Wrestling with the eternal bookseller's dilemma of how to "summarize the book in two sentences to fit on a shelf-talker that would encourage those totally unfamiliar with Lin's work at his achingly self-aware blog, reader of depressing books, to pick the book up and fall into the weird sort of love that only it could encourage," he opted for the following:

"Tao Lin's first novel, Eeeee Eee Eeee, if listed by plot points, would include: Elijah Wood, dolphins, pizza delivery, sadness, more pizza delivery. At times painfully mundane, at times razor-sharp with emotional truth, Linn's novel is the sound of ennui on an iPod being listened to on the morning train to somewhere. Is this the result of the 20-something overeducated hipster putting pen to paper? Yes. Does his voice sound like anyone else's ever could, or would?
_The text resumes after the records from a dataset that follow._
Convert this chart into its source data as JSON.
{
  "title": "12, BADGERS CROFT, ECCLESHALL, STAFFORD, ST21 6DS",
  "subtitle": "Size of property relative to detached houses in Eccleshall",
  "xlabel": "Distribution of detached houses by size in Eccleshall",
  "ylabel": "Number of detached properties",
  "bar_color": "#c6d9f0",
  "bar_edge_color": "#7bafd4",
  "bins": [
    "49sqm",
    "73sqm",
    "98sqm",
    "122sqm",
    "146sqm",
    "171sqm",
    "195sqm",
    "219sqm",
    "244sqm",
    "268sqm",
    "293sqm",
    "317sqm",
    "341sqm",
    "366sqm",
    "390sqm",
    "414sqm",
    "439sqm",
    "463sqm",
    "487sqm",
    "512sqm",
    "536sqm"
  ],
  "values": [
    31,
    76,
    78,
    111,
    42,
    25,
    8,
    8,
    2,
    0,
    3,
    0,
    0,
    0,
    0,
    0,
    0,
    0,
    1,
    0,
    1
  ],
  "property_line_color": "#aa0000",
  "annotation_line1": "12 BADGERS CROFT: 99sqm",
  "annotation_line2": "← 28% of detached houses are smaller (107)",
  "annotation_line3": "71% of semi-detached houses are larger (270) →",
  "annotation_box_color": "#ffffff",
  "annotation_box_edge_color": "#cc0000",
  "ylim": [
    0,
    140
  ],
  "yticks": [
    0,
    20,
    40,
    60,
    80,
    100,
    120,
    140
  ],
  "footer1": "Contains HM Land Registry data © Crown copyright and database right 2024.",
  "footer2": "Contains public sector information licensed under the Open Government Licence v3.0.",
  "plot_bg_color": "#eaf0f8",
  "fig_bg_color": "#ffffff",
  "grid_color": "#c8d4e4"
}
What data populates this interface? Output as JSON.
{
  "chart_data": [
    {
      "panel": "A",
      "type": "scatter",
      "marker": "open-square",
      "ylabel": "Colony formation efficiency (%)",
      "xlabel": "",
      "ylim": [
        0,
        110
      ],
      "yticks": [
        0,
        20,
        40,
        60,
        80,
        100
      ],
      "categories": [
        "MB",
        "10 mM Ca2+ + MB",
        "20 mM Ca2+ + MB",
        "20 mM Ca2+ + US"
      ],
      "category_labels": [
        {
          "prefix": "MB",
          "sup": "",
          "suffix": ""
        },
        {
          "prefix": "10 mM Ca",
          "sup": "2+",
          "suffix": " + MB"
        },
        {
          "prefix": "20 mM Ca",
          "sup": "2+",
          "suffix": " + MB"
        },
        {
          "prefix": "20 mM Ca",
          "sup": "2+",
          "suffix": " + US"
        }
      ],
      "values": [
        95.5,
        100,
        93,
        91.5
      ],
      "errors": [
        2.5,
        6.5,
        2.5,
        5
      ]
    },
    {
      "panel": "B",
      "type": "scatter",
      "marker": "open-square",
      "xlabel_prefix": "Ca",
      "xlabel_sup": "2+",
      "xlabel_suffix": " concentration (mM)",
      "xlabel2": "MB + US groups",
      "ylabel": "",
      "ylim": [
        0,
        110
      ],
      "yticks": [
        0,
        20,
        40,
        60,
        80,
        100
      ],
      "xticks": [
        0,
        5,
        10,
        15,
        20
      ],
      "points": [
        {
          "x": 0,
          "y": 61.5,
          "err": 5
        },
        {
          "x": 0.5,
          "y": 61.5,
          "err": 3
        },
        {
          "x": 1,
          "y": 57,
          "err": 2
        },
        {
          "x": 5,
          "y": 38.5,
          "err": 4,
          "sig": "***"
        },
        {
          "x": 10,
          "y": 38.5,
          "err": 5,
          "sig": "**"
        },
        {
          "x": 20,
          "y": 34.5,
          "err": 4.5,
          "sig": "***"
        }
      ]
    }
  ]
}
No."

Marshalek added that independent publishers like Akashic and Soft Skull "have been well represented in our staff picks as well, with Jillan Weise's The Amputee's Guide to Sex (Soft Skull, $14.95, 9781933368528/1933368527) and pretty much everything Joe Meno has ever written making their way through our choices."

Pay attention, now, because here comes segue.

As often happens, something about Marshalek's enthusiasm inspired me to follow a virtual trail to the Wordsmiths Books website, where I found the same energy, wit and passion for reading on display at the bookstore's blog.

I stayed there for a while. I read. I thought about bookstore blogs. Then I contacted Marshalek and we had a conversation, which I will share with you this week and next.

Segue completed.

According to Marshalek, "The blog has always been a vital part of what Wordsmiths Books is." As entertaining evidence, I recommend that you spend some time reading the blog entries dating back to last winter, when the bookstore was still a dream in the making. As you follow the narrative in post after post through the June grand opening, you get caught up in the story.

So this is what birthing a bookstore looks like in real time.

"The Wordsmiths Books blog has actually been around since the very inception of the idea of the store--so since January of '07," said Marshalek. "It wasn't really so much of a debate to invest time and effort into a blog and it's proven to be an invaluable tool."

He had initially introduced Wordsmiths Books owner Zach Steele to the concept of blogging last year, "both as a form of self-expression and as a marketing tool. I come from a new media background and I keep a handful of personal blogs, so I've seen the way this form of communication can be effective, both for the writer and the audience."

Marshalek does not consider himself a writer, but said Steele is and "I didn't see how he could be a writer aspiring to be published and not keep a blog. Then, as Wordsmiths Books came into being, there wasn't even a question of integrating a blog into what our store plan was. When we opened, it was in an online sales and author events capacity, so an online presence was vital."

According to Marshalek, a blog "allows your store to handsell your new, quirky, favorite, beloved book of the moment to a much wider audience, all as though they were each getting one-on-one time."